On the other hand, however, it is essential to ship innovation features earlier. Not only for technical reasons, to avoid technical dependencies piling up (see above) but also in order to collect feedback from early adopter customers. The best way to combine both, stable products for the vast majority as well as quick feedback on innovation, is by gradually distributing the new functionality with feature stages.

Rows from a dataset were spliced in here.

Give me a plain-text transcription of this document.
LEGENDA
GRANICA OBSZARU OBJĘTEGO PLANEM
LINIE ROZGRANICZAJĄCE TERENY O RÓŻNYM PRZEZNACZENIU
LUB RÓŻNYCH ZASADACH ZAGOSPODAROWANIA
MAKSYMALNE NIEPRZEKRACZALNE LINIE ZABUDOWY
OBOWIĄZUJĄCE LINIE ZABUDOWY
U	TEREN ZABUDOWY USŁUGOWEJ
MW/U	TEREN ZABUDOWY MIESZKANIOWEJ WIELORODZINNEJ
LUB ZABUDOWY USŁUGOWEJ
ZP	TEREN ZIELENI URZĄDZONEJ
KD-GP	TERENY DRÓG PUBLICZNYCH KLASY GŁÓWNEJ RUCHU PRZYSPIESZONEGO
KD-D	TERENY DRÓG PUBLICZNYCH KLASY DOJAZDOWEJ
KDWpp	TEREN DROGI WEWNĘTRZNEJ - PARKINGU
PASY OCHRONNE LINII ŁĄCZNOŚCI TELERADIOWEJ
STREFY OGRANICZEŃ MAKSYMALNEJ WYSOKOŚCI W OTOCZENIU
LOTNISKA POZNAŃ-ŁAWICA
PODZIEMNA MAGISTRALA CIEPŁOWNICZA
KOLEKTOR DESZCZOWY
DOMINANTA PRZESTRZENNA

Technically speaking, these are feature toggles inside the product which control which features are accessible/visible to which customers. Based on that, a model like the following has worked well for us in various environments:

In Development

A new feature or functionality is currently being implemented by the Engineering team. It is not accessible anywhere yet but only “lives” inside the product developer’s environment.

 

System Demo

An early version of the feature can be demonstrated in an integrated environment, typically to internal teams only so that they can give feedback as early as possible.

Demo Ready
The feature has further matured and can now be demonstrated to selected customers, typically as part of an early access program or during a Customer Advisory Board meeting. Oftentimes, this will be a guided demo, given by the Product Management team – not yet giving the update in the hand of customers.
Limited Availability

As soon as the feature is stable enough, it can be offered to customers as part of an early access program. They might get access to dedicated test environments where they can test without risking any production data to be affected. Likewise, customers might have the ability to self-configure the relevant functionality so that they can effectively opt-in or opt-out at their convenience. Regardless of the details, it is mission-critical that Product Management and Customer Success teams closely follow these early adopter customers, support them in their endeavors, and listen to any feedback.

General Availability

When the new product or feature is ready for prime time, it can be made accessible to all customers. While there could still be configuration toggles to (de-)activate that feature, we have to ensure that customers can now act without further surveillance and guidance. 

Note that these feature stages may very well be accompanied by techniques as described for Product-Led Growth, such as in-product tours guiding users to get acquainted with the new experience.